Three Ways to Appoint an Administrator
An administrator must be a licensed insolvency practitioner and can be appointed:
- By court order: On application by the company, directors, creditors, or combination
- By floating charge holder: Filing notice at court
- By company or directors: Filing notice at court
Once appointed, the administrator takes over day-to-day management and must report to creditors within eight weeks, setting out progress and future plans.
Pre-Packaged Administration
Pre-packaged administration (‘pre-pack’) involves arranging the business sale prior to administration, which is then entered to effect the sale. This accelerated disposal process aims to:
- Preserve business value and ensure smooth transition
- Enhance realisations for creditors from sale proceeds
- Rescue jobs (though not a statutory administration aim)
- Minimise business disruption
The insolvency practitioner must test the market thoroughly and obtain the best deal for creditors, providing detailed justification through compulsory SIP16 reporting.
Administrative Receivership
When companies borrow money, lenders often require security over company assets, becoming secured creditors (fixed or floating charge holders). In administrative receivership, control transfers to an administrative receiver who sells assets to recover money owed to the appointing lender.
Key differences from administration:
- Initiated by secured creditors who’ve lost faith in the company
- Administrative receiver owes duty only to the appointing lender
- Virtually abolished by Enterprise Act 2002 for floating charges created after 15 September 2003
- Now the rarest insolvency route
Company Voluntary Arrangement (CVA)
A CVA allows companies to agree with creditors about debt management. It’s effectively a contract between the company and creditors, proposed by the company through:
- The administrator (if in administration)
- The liquidator (if being wound up)
- The directors
Creditors or shareholders cannot propose CVAs.
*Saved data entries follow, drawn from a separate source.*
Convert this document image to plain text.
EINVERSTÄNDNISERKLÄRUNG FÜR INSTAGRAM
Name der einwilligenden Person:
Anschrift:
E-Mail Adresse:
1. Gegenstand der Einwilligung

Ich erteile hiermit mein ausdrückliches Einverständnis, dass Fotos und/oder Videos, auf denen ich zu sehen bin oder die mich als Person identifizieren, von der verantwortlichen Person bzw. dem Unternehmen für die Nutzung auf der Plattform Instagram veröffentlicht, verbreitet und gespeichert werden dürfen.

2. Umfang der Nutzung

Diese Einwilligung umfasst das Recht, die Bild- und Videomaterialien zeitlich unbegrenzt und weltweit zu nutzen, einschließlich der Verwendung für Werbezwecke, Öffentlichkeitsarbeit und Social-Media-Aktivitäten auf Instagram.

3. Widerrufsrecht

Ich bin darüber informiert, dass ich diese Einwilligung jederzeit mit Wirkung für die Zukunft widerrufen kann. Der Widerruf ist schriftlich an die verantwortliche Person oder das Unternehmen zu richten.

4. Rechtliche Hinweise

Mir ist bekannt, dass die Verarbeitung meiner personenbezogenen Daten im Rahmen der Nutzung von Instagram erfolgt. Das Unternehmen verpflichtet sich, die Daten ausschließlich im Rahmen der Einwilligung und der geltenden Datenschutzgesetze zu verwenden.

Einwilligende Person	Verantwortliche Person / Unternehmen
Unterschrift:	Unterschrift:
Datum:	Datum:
The process involves:
- Insolvency practitioner (nominee) reports to court on whether creditor/shareholder meetings should occur
- Meetings decide whether to approve the CVA
- If approved, the nominee becomes supervisor
- Upon completion, company liability to creditors is cleared
Companies can continue trading during and after CVA completion, with directors maintaining managerial control throughout.
Choosing the Right UK Corporate Insolvency Procedure
Selecting the appropriate procedure depends on various factors:
- Company viability: Can the business be saved?
- Asset values: Are there sufficient assets for creditor returns?
- Stakeholder support: Will creditors support rescue attempts?
- Time constraints: How urgent is action required?
- Management capability: Can current management continue?
Professional advice from licensed insolvency practitioners is essential for navigating these complex decisions and ensuring compliance with statutory requirements.
Next Steps for Companies Facing Financial Difficulties
If your company is experiencing financial difficulties, early professional advice is crucial. Licensed insolvency practitioners can assess your situation and recommend the most appropriate UK corporate insolvency procedure to protect stakeholder interests and maximise asset recovery.
Understanding these procedures empowers directors to make informed decisions during financial distress, potentially saving businesses and protecting stakeholder value through appropriate rescue mechanisms.